La jeune fille rougit furieusement, tandis qu'un sourire joyeux prenait place sur ses lèvres. Ses yeux d'argent brillaient d'une lueur de bonheur, le bonheur que quelqu'un d'autre qu'Alya soit content qu'elle soit là.
« Merci, c'est gentil Aron. Je suis heureuse que tu apprécies ma compagnie !
—Apprécier est un mot faible, crois-moi. Tu es une fille géniale et on s'amuse toujours beaucoup avec toi.
—Cela me fait plaisir que tu penses ça ! », répondit Naya, dont le sourire s'élargissait.

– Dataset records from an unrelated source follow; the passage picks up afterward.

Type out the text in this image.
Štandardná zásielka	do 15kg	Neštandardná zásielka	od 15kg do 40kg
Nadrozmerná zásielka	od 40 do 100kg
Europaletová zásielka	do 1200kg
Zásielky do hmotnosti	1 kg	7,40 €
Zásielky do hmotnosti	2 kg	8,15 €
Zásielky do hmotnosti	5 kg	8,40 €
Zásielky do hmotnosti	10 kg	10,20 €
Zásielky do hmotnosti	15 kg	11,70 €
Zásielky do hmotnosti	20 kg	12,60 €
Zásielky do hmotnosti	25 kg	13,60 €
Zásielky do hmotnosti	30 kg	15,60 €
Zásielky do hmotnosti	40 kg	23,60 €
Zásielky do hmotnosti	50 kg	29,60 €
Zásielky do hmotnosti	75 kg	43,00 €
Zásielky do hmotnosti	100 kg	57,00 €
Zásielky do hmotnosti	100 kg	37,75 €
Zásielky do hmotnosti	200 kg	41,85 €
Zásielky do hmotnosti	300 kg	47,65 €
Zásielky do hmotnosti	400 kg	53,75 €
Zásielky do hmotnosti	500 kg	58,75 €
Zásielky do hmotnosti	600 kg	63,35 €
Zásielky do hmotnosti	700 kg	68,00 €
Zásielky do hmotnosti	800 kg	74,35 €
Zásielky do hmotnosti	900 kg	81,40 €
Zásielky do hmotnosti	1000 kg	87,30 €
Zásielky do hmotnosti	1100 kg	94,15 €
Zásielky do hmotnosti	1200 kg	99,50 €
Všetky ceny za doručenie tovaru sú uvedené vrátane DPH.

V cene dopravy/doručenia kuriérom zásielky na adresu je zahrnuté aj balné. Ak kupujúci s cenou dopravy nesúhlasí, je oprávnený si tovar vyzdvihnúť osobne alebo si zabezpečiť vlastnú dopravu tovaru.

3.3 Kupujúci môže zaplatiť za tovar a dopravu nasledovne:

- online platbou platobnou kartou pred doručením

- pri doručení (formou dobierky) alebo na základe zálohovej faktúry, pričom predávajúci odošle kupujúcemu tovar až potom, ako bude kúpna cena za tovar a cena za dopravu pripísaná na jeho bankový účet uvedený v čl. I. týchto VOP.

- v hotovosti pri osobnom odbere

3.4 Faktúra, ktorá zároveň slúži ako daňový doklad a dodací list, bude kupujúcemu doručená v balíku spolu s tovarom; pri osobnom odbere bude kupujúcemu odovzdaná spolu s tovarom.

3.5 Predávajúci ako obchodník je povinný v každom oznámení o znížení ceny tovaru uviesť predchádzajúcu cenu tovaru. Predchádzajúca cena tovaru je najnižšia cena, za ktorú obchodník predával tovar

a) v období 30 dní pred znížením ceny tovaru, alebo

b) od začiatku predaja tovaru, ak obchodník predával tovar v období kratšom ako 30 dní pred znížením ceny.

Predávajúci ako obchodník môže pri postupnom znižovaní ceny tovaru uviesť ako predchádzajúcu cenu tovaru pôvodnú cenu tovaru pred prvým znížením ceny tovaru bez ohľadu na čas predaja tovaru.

Aron ne put s'empêcher de sourire. Elle avait beaucoup changé par rapport à la première fois qu'il l'avait vue. Chaque jour, elle s'épanouissait un peu plus, elle gagnait un peu plus en confiance et en assurance.
« Tu as vraiment gagné en assurance depuis que tu vis à Caliawen.
—Tu trouves ?
—Oui, tu ne t'en rends pas compte ?
—Pas vraiment, mais je suppose que l'aide que m'apporte Sunset m'est utile. C'est vrai que je suis moins mal à l'aise à l'idée d'avoir les yeux posés sur moi, ces derniers temps.
—C'est une bonne nouvelle. Tu révèles celle que tu es vraiment.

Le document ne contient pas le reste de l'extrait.